If that is indeed the case, N is unlikely to be the only firm to have found itself in that position, whether at the outset of the lockdown or since. Difficult decisions about workforce numbers will have been a regular feature at partnership and management meetings over the last year, but it is the way in which these decisions, with their very real-life human implications, have been handled which is most relevant from the point of view of ethical decision-making and solicitor regulation.
What does it mean for the rest of us?
The Solicitors Regulation Authority’s (SRA) Standards and Regulations put professional ethics and the exercise of professional judgement at the very heart of its regulatory model, recalibrated in November 2019.
What is more, the requirements of ethical decision-making are not limited to individual conduct but apply with equal force to firms and how they are managed. For compliance officers, firm managers and regulatory compliance solicitors alike, the significance of this is that it is no longer enough for firms to conduct themselves lawfully: they must also behave ethically, including in their employment practices.
The employment relationship is a curious one of interdependence at once loaded with human significance and highly emotionally charged. It is by its very nature imbalanced and liable to err into the exploitative.
An employer minded to use these realities to its advantage can readily become an unreasonable or irresponsible employer while still acting lawfully. The implications of these factors for ethical decision-making are clear and magnified all the more under the circumstances of the last 15 months.
What of the SRA?
It is timely, therefore, to have in mind the regulator’s stated position that, where it opens an SRA investigation into professional misconduct allegations, it will be looking at the “culture” of the practice where the alleged misconduct has taken place as a relevant consideration in its own right.
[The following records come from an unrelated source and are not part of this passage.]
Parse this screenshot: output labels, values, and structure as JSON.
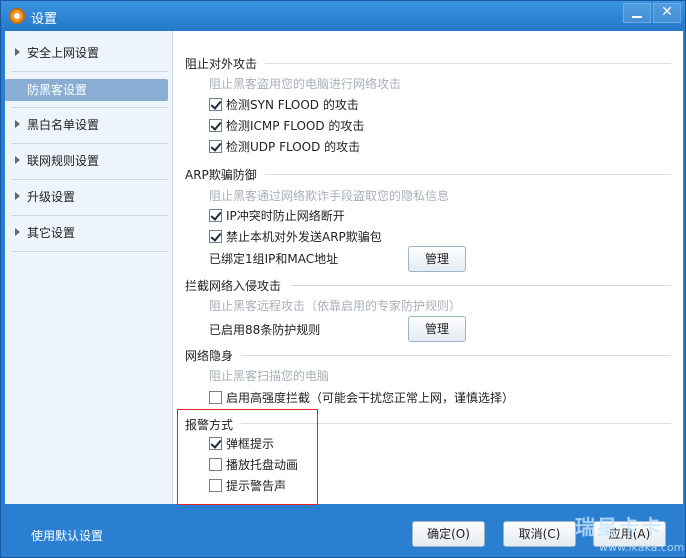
{
  "window": {
    "title": "设置",
    "minimize_icon": "minimize-icon",
    "close_icon": "close-icon",
    "close_glyph": "✕"
  },
  "sidebar": {
    "items": [
      {
        "label": "安全上网设置",
        "active": false
      },
      {
        "label": "防黑客设置",
        "active": true
      },
      {
        "label": "黑白名单设置",
        "active": false
      },
      {
        "label": "联网规则设置",
        "active": false
      },
      {
        "label": "升级设置",
        "active": false
      },
      {
        "label": "其它设置",
        "active": false
      }
    ]
  },
  "sections": {
    "external_attack": {
      "title": "阻止对外攻击",
      "description": "阻止黑客盗用您的电脑进行网络攻击",
      "options": [
        {
          "label": "检测SYN  FLOOD 的攻击",
          "checked": true
        },
        {
          "label": "检测ICMP  FLOOD 的攻击",
          "checked": true
        },
        {
          "label": "检测UDP  FLOOD 的攻击",
          "checked": true
        }
      ]
    },
    "arp": {
      "title": "ARP欺骗防御",
      "description": "阻止黑客通过网络欺诈手段盗取您的隐私信息",
      "options": [
        {
          "label": "IP冲突时防止网络断开",
          "checked": true
        },
        {
          "label": "禁止本机对外发送ARP欺骗包",
          "checked": true
        }
      ],
      "bound_info": "已绑定1组IP和MAC地址",
      "manage_label": "管理"
    },
    "intrusion": {
      "title": "拦截网络入侵攻击",
      "description": "阻止黑客远程攻击（依靠启用的专家防护规则）",
      "rules_info": "已启用88条防护规则",
      "manage_label": "管理"
    },
    "stealth": {
      "title": "网络隐身",
      "description": "阻止黑客扫描您的电脑",
      "options": [
        {
          "label": "启用高强度拦截（可能会干扰您正常上网，谨慎选择）",
          "checked": false
        }
      ]
    },
    "alert": {
      "title": "报警方式",
      "options": [
        {
          "label": "弹框提示",
          "checked": true
        },
        {
          "label": "播放托盘动画",
          "checked": false
        },
        {
          "label": "提示警告声",
          "checked": false
        }
      ]
    }
  },
  "footer": {
    "defaults_label": "使用默认设置",
    "ok_label": "确定(O)",
    "cancel_label": "取消(C)",
    "apply_label": "应用(A)"
  },
  "watermark": {
    "line1": "瑞星卡卡",
    "line2": "www.ikaka.com"
  },
  "colors": {
    "title_bar": "#2a7fd0",
    "sidebar_bg": "#eef4fb",
    "active_item": "#8aaed3",
    "highlight_box": "#e02525",
    "description_text": "#a8b0b8"
  }
}
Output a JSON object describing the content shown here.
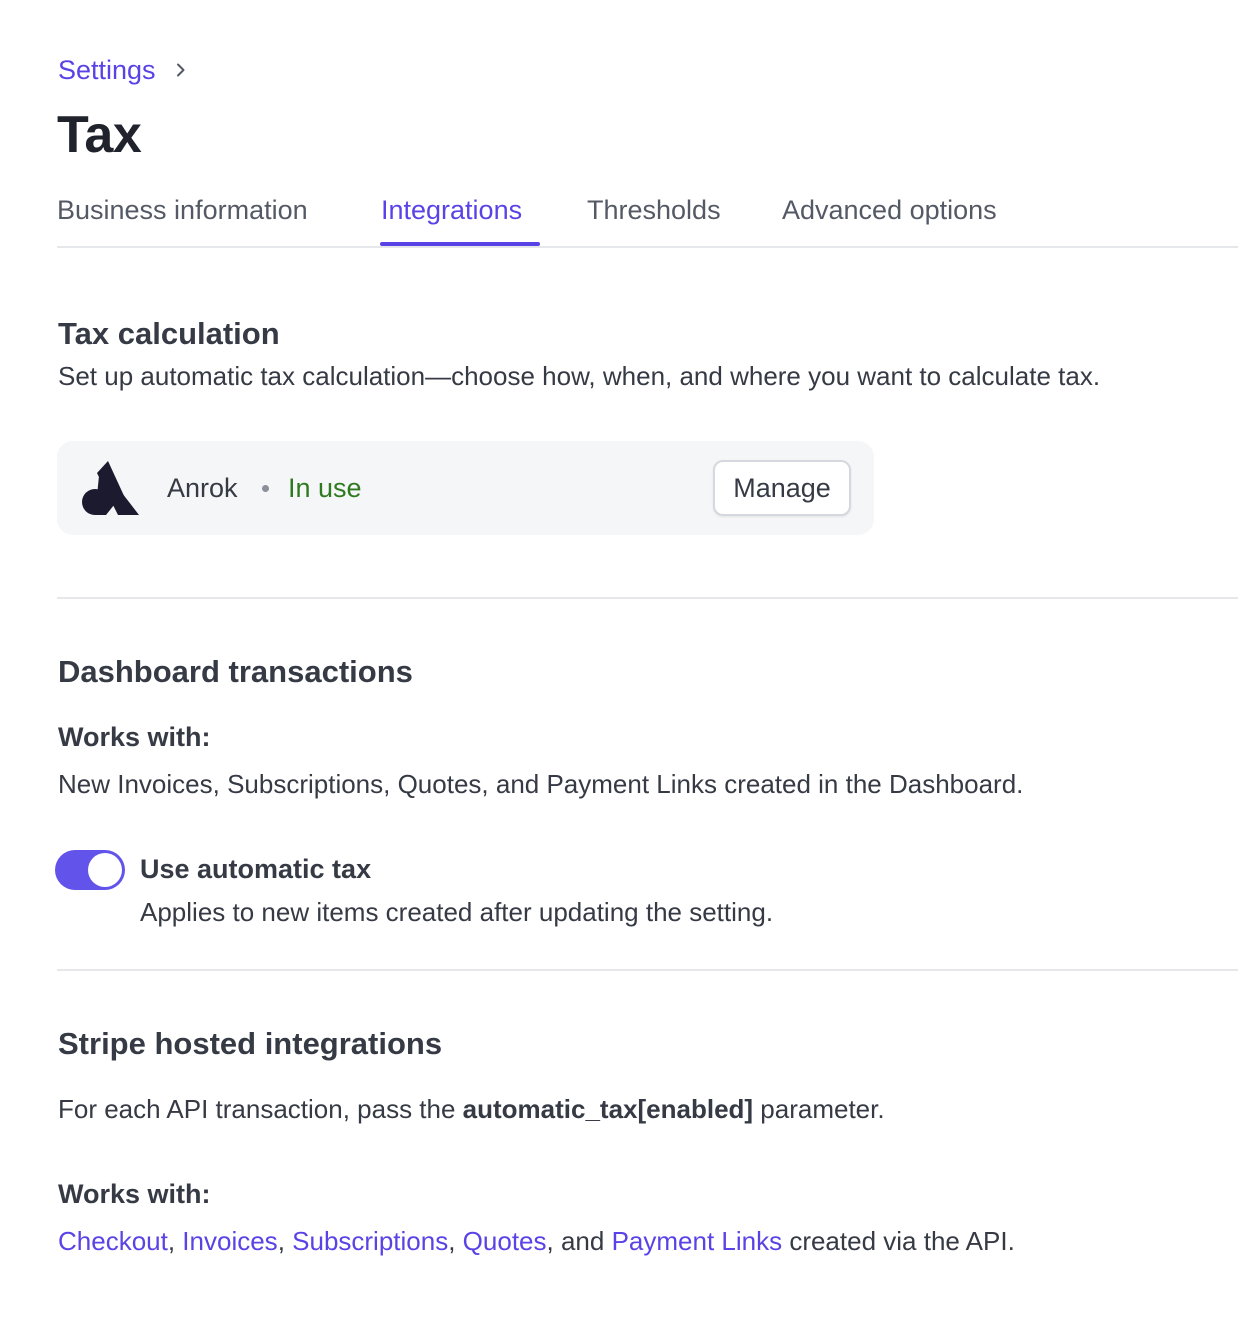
{
  "breadcrumb": {
    "label": "Settings"
  },
  "page": {
    "title": "Tax"
  },
  "tabs": [
    {
      "label": "Business information",
      "active": false
    },
    {
      "label": "Integrations",
      "active": true
    },
    {
      "label": "Thresholds",
      "active": false
    },
    {
      "label": "Advanced options",
      "active": false
    }
  ],
  "tax_calculation": {
    "title": "Tax calculation",
    "description": "Set up automatic tax calculation—choose how, when, and where you want to calculate tax.",
    "integration": {
      "logo_icon": "anrok-logo-icon",
      "name": "Anrok",
      "separator": "•",
      "status": "In use",
      "status_color": "#2f7a1f",
      "manage_label": "Manage"
    }
  },
  "dashboard_transactions": {
    "title": "Dashboard transactions",
    "works_with_label": "Works with:",
    "works_with_text": "New Invoices, Subscriptions, Quotes, and Payment Links created in the Dashboard.",
    "toggle": {
      "label": "Use automatic tax",
      "description": "Applies to new items created after updating the setting.",
      "enabled": true
    }
  },
  "stripe_hosted": {
    "title": "Stripe hosted integrations",
    "desc_prefix": "For each API transaction, pass the ",
    "desc_param": "automatic_tax[enabled]",
    "desc_suffix": " parameter.",
    "works_with_label": "Works with:",
    "links": [
      "Checkout",
      "Invoices",
      "Subscriptions",
      "Quotes",
      "Payment Links"
    ],
    "separator_comma": ", ",
    "separator_and": ", and ",
    "links_suffix": " created via the API."
  },
  "colors": {
    "accent": "#5a43e6",
    "toggle_on": "#6254ea",
    "text": "#353a44",
    "status_green": "#2f7a1f",
    "card_bg": "#f5f6f8"
  }
}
Where those businesses do not properly provide for their employees’ well-being, inculcate toxic environments or demonstrate unethical employment practices, the SRA will look as much to entities as to individuals for answers.
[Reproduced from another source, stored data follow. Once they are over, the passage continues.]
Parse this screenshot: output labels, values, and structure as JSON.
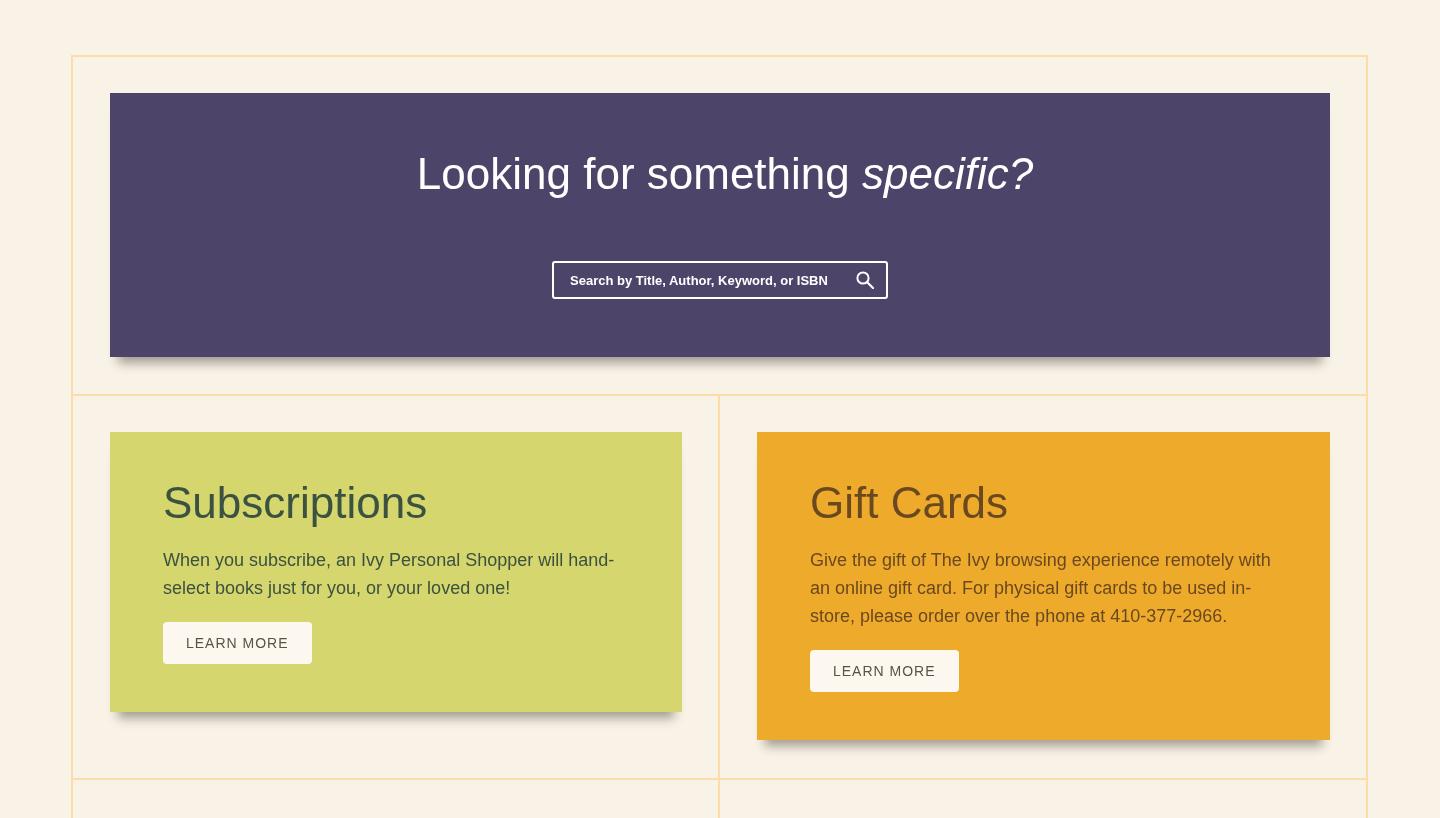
{
  "search_banner": {
    "heading": "Looking for something *specific?*",
    "search": {
      "placeholder": "Search by Title, Author, Keyword, or ISBN"
    }
  },
  "cards": [
    {
      "title": {
        "text": "Subscriptions",
        "color": "#3c5240"
      },
      "text": "When you subscribe, an Ivy Personal Shopper will hand-select books just for you, or your loved one!",
      "button": "LEARN MORE",
      "color": "#d5d66d"
    },
    {
      "title": {
        "text": "Gift Cards",
        "color": "#6a4820"
      },
      "text": "Give the gift of The Ivy browsing experience remotely with an online gift card. For physical gift cards to be used in-store, please order over the phone at 410-377-2966.",
      "button": "LEARN MORE",
      "color": "#eeaa2b"
    }
  ]
}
In the case of G v N, an implication of the tribunal’s findings – including that it preferred G’s evidence over N’s on key points – is that it might perhaps have done things better from the regulatory perspective as well as the employment law perspective.
It seems reasonably clear the tribunal found the firm’s evidence on its employment practices unconvincing at best, with the implication that this is because the employer may have been seeking to exploit the situation with the pandemic to dispose of G on an unsustainable premise.
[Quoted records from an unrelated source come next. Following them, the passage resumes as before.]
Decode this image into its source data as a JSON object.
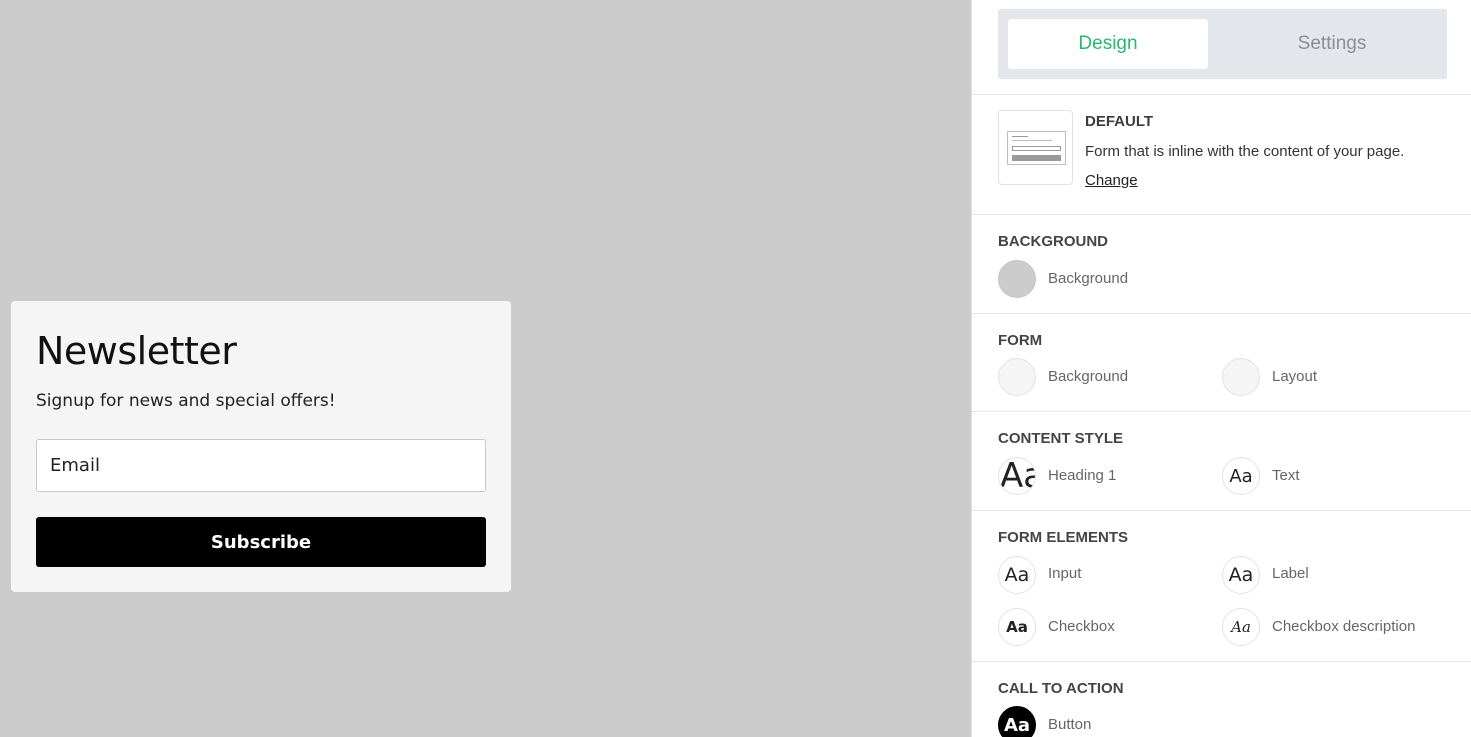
{
  "preview": {
    "title": "Newsletter",
    "subtitle": "Signup for news and special offers!",
    "email_placeholder": "Email",
    "subscribe_label": "Subscribe"
  },
  "panel": {
    "tabs": [
      {
        "label": "Design",
        "active": true
      },
      {
        "label": "Settings",
        "active": false
      }
    ],
    "template": {
      "name": "DEFAULT",
      "description": "Form that is inline with the content of your page.",
      "change_label": "Change"
    },
    "background": {
      "title": "BACKGROUND",
      "items": [
        {
          "label": "Background",
          "color": "#cccccc"
        }
      ]
    },
    "form": {
      "title": "FORM",
      "items": [
        {
          "label": "Background",
          "color": "#f5f5f5"
        },
        {
          "label": "Layout",
          "color": "#f5f5f5"
        }
      ]
    },
    "content_style": {
      "title": "CONTENT STYLE",
      "items": [
        {
          "label": "Heading 1",
          "glyph": "Aa"
        },
        {
          "label": "Text",
          "glyph": "Aa"
        }
      ]
    },
    "form_elements": {
      "title": "FORM ELEMENTS",
      "items": [
        {
          "label": "Input",
          "glyph": "Aa"
        },
        {
          "label": "Label",
          "glyph": "Aa"
        },
        {
          "label": "Checkbox",
          "glyph": "Aa"
        },
        {
          "label": "Checkbox description",
          "glyph": "Aa"
        }
      ]
    },
    "call_to_action": {
      "title": "CALL TO ACTION",
      "items": [
        {
          "label": "Button",
          "glyph": "Aa"
        }
      ]
    }
  },
  "colors": {
    "accent": "#2bb673",
    "canvas": "#cccccc",
    "card": "#f5f5f5",
    "button": "#000000"
  }
}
There is no direct suggestion that it found the firm’s evidence misleading, but it was clearly not considered as reliable as other available evidence to it. Were the former the case, the regulatory implications would, of course, have been stark.
While the success of the sector in navigating a course through the pandemic for the most part intact is a cause for celebration, the human cost for many, like G, cannot and must not be forgotten.
There will likely be numerous other, unreported instances where similar fact patterns have unfolded, making the case a timely reminder not only of the importance of ensuring employment practices are humane and ethical, but also that the cost of the pandemic should not be measured in numbers of firms lost alone.
It should also take account of the aspiring, would-be members of the profession vulnerable to the whims of employer firms fighting for their lives whose careers and career development might have been viewed as collateral and not as a central consideration in pursuing a sustainable practice through the pandemic.